The looks on their faces as he regenerates himself, as the bone and muscle and brain matter grow straight out of his neck, are not the horrified, disgusted ones that he is expecting. He stares at them, fascinated, as their faces transform into expressions of hope, of happiness, almost of…of adoration.
He wonders…he wonders until the woman's arms stretch far longer than they should, when the others turn their bodies into inhuman things that cannot possibly be natural…
And then he realizes that these are the experiments the news is talking about. He realizes that these people, the short man with the nervous eyes and the woman who looks out of breath but ready to fight if need be and the rest of them who are staring at him, waiting for something to happen…

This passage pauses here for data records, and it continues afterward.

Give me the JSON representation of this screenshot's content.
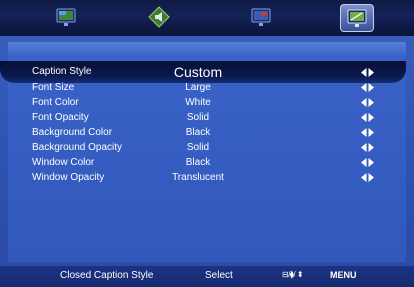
{
  "tabs": [
    {
      "icon": "monitor-picture-icon"
    },
    {
      "icon": "audio-settings-icon"
    },
    {
      "icon": "channel-monitor-icon"
    },
    {
      "icon": "setup-monitor-icon",
      "selected": true
    }
  ],
  "menu": {
    "rows": [
      {
        "label": "Caption Style",
        "value": "Custom"
      },
      {
        "label": "Font Size",
        "value": "Large"
      },
      {
        "label": "Font Color",
        "value": "White"
      },
      {
        "label": "Font Opacity",
        "value": "Solid"
      },
      {
        "label": "Background Color",
        "value": "Black"
      },
      {
        "label": "Background Opacity",
        "value": "Solid"
      },
      {
        "label": "Window Color",
        "value": "Black"
      },
      {
        "label": "Window Opacity",
        "value": "Translucent"
      }
    ]
  },
  "footer": {
    "title": "Closed Caption Style",
    "select": "Select",
    "nav": "⊟/⧫/ ⬍",
    "menu": "MENU"
  },
  "colors": {
    "accent": "#3158ba",
    "highlight": "#0b1a4f",
    "arrow": "#ffffff"
  }
}
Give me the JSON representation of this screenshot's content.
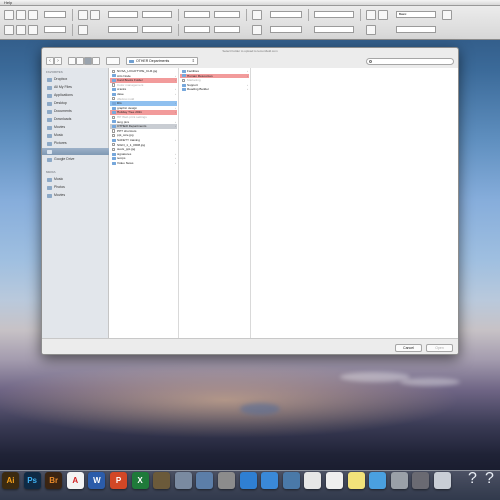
{
  "menubar": {
    "app_name": "Help"
  },
  "toolbar": {
    "zoom_value": "Basic"
  },
  "dialog": {
    "title": "Select Folder to upload to lemonfield.com",
    "path": "OTHER Departments"
  },
  "sidebar": {
    "sections": [
      {
        "heading": "FAVORITES",
        "items": [
          {
            "label": "Dropbox",
            "icon": "dropbox-icon"
          },
          {
            "label": "All My Files",
            "icon": "all-files-icon"
          },
          {
            "label": "Applications",
            "icon": "applications-icon"
          },
          {
            "label": "Desktop",
            "icon": "desktop-icon"
          },
          {
            "label": "Documents",
            "icon": "documents-icon"
          },
          {
            "label": "Downloads",
            "icon": "downloads-icon"
          },
          {
            "label": "Movies",
            "icon": "movies-icon"
          },
          {
            "label": "Music",
            "icon": "music-icon"
          },
          {
            "label": "Pictures",
            "icon": "pictures-icon"
          },
          {
            "label": "",
            "icon": "folder-icon",
            "selected": true
          },
          {
            "label": "Google Drive",
            "icon": "google-drive-icon"
          }
        ]
      },
      {
        "heading": "MEDIA",
        "items": [
          {
            "label": "Music",
            "icon": "music-icon"
          },
          {
            "label": "Photos",
            "icon": "photos-icon"
          },
          {
            "label": "Movies",
            "icon": "movies-icon"
          }
        ]
      }
    ]
  },
  "columns": [
    {
      "rows": [
        {
          "label": "NCSA_LOGOTYPE_CLR.jpg",
          "kind": "doc"
        },
        {
          "label": "Arts Node",
          "kind": "folder",
          "chev": true
        },
        {
          "label": "Card Books Folder",
          "kind": "folder",
          "style": "red",
          "chev": true
        },
        {
          "label": "Color management",
          "kind": "doc",
          "style": "grey"
        },
        {
          "label": "cranks",
          "kind": "folder",
          "chev": true
        },
        {
          "label": "dave",
          "kind": "folder",
          "chev": true
        },
        {
          "label": "dfsdcsc.indd",
          "kind": "doc",
          "style": "grey"
        },
        {
          "label": "DG",
          "kind": "folder",
          "style": "blue",
          "chev": true
        },
        {
          "label": "graphic design",
          "kind": "folder",
          "chev": true
        },
        {
          "label": "Holiday Tree 2011",
          "kind": "folder",
          "style": "red",
          "chev": true
        },
        {
          "label": "HP Web print settings",
          "kind": "doc",
          "style": "grey"
        },
        {
          "label": "lang pics",
          "kind": "folder",
          "chev": true
        },
        {
          "label": "OTHER Departments",
          "kind": "folder",
          "style": "sel",
          "chev": true
        },
        {
          "label": "PPT shortcuts",
          "kind": "doc"
        },
        {
          "label": "ppt_size.jpg",
          "kind": "doc"
        },
        {
          "label": "SAFETY training",
          "kind": "folder",
          "chev": true
        },
        {
          "label": "SIGN_1_1_0908.jpg",
          "kind": "doc"
        },
        {
          "label": "stock_ppt.jpg",
          "kind": "doc"
        },
        {
          "label": "signatures",
          "kind": "folder",
          "chev": true
        },
        {
          "label": "temps",
          "kind": "folder",
          "chev": true
        },
        {
          "label": "Video News",
          "kind": "folder",
          "chev": true
        }
      ]
    },
    {
      "rows": [
        {
          "label": "Facilities",
          "kind": "folder",
          "chev": true
        },
        {
          "label": "Human Resources",
          "kind": "folder",
          "style": "red",
          "chev": true
        },
        {
          "label": "Marketing",
          "kind": "doc",
          "style": "grey"
        },
        {
          "label": "Support",
          "kind": "folder",
          "chev": true
        },
        {
          "label": "Reading Builder",
          "kind": "folder",
          "chev": true
        }
      ]
    },
    {
      "rows": []
    }
  ],
  "footer": {
    "cancel_label": "Cancel",
    "open_label": "Open"
  },
  "dock": {
    "apps": [
      {
        "label": "Ai",
        "name": "illustrator-icon",
        "color": "#3b2a10",
        "fg": "#f7a21b"
      },
      {
        "label": "Ps",
        "name": "photoshop-icon",
        "color": "#0f2a44",
        "fg": "#3fb3f4"
      },
      {
        "label": "Br",
        "name": "bridge-icon",
        "color": "#3a2412",
        "fg": "#e88a2a"
      },
      {
        "label": "A",
        "name": "acrobat-icon",
        "color": "#f3f3f3",
        "fg": "#d32020"
      },
      {
        "label": "W",
        "name": "word-icon",
        "color": "#2b5caa",
        "fg": "#ffffff"
      },
      {
        "label": "P",
        "name": "powerpoint-icon",
        "color": "#d24726",
        "fg": "#ffffff"
      },
      {
        "label": "X",
        "name": "excel-icon",
        "color": "#1f7a3a",
        "fg": "#ffffff"
      },
      {
        "label": "",
        "name": "photos-icon",
        "color": "#6b5a3a",
        "fg": "#ffffff"
      },
      {
        "label": "",
        "name": "preview-icon",
        "color": "#7a8aa0",
        "fg": "#ffffff"
      },
      {
        "label": "",
        "name": "finder-icon",
        "color": "#5c7ea8",
        "fg": "#ffffff"
      },
      {
        "label": "",
        "name": "system-prefs-icon",
        "color": "#8c8c8c",
        "fg": "#ffffff"
      },
      {
        "label": "",
        "name": "itunes-icon",
        "color": "#2f7fd2",
        "fg": "#ffffff"
      },
      {
        "label": "",
        "name": "safari-icon",
        "color": "#3a89d8",
        "fg": "#ffffff"
      },
      {
        "label": "",
        "name": "mail-icon",
        "color": "#4a79a8",
        "fg": "#ffffff"
      },
      {
        "label": "",
        "name": "calendar-icon",
        "color": "#e6e6e6",
        "fg": "#cc2222"
      },
      {
        "label": "",
        "name": "textedit-icon",
        "color": "#efefef",
        "fg": "#333333"
      },
      {
        "label": "",
        "name": "stickies-icon",
        "color": "#f2e27a",
        "fg": "#333333"
      },
      {
        "label": "",
        "name": "app-store-icon",
        "color": "#4aa0e0",
        "fg": "#ffffff"
      },
      {
        "label": "",
        "name": "network-icon",
        "color": "#9aa0a8",
        "fg": "#ffffff"
      },
      {
        "label": "",
        "name": "time-machine-icon",
        "color": "#6a6a72",
        "fg": "#ffffff"
      },
      {
        "label": "",
        "name": "trash-icon",
        "color": "#c9ced6",
        "fg": "#333333"
      }
    ]
  }
}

They're not human—or, at least, they're not anymore. And suddenly, it's as if a huge weight has been lifted off his shoulders, because they're not human but neither is he and finally—finally!—he isn't alone anymore. So he walks back into the bar, yelling over his shoulder that if they want food then they'd better hurry up, because if they don't he'll eat all of it first…

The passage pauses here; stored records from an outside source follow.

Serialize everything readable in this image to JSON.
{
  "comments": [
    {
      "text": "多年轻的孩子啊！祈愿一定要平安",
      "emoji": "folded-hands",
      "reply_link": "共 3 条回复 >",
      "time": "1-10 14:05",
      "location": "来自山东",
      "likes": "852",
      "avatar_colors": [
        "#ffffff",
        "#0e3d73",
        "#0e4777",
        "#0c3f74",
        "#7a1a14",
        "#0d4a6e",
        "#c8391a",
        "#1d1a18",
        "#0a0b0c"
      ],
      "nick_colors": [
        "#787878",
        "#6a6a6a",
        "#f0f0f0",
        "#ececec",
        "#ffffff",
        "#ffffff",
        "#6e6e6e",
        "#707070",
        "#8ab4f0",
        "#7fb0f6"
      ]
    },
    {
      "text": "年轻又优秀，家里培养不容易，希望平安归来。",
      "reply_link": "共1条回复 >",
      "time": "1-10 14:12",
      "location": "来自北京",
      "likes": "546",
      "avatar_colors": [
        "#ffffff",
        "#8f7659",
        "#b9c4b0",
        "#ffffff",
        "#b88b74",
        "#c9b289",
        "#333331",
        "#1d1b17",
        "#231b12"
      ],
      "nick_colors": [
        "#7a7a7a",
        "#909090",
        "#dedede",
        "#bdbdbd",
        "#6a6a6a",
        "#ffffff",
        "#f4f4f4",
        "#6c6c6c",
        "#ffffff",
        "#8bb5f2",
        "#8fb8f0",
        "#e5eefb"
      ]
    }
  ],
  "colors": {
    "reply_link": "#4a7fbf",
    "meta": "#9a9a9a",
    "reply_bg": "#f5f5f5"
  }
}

There is a moment of silence from the front hall before he hears the door close, hears half a dozen sets of footsteps heading toward him. And as they all sit down to eat, enveloped in an awkward silence that gradually relaxes, Greed realizes that this is the happiest he's ever been.
He couldn't save Izumi Curtis—he couldn't save her child and her happiness and the things every being on this earth so desperately strives for. But, he thinks, maybe he can save these lost creatures. They are all so different, yet they are just the same…
Maybe, maybe, this will fill his existence until he can say that he has truly lived.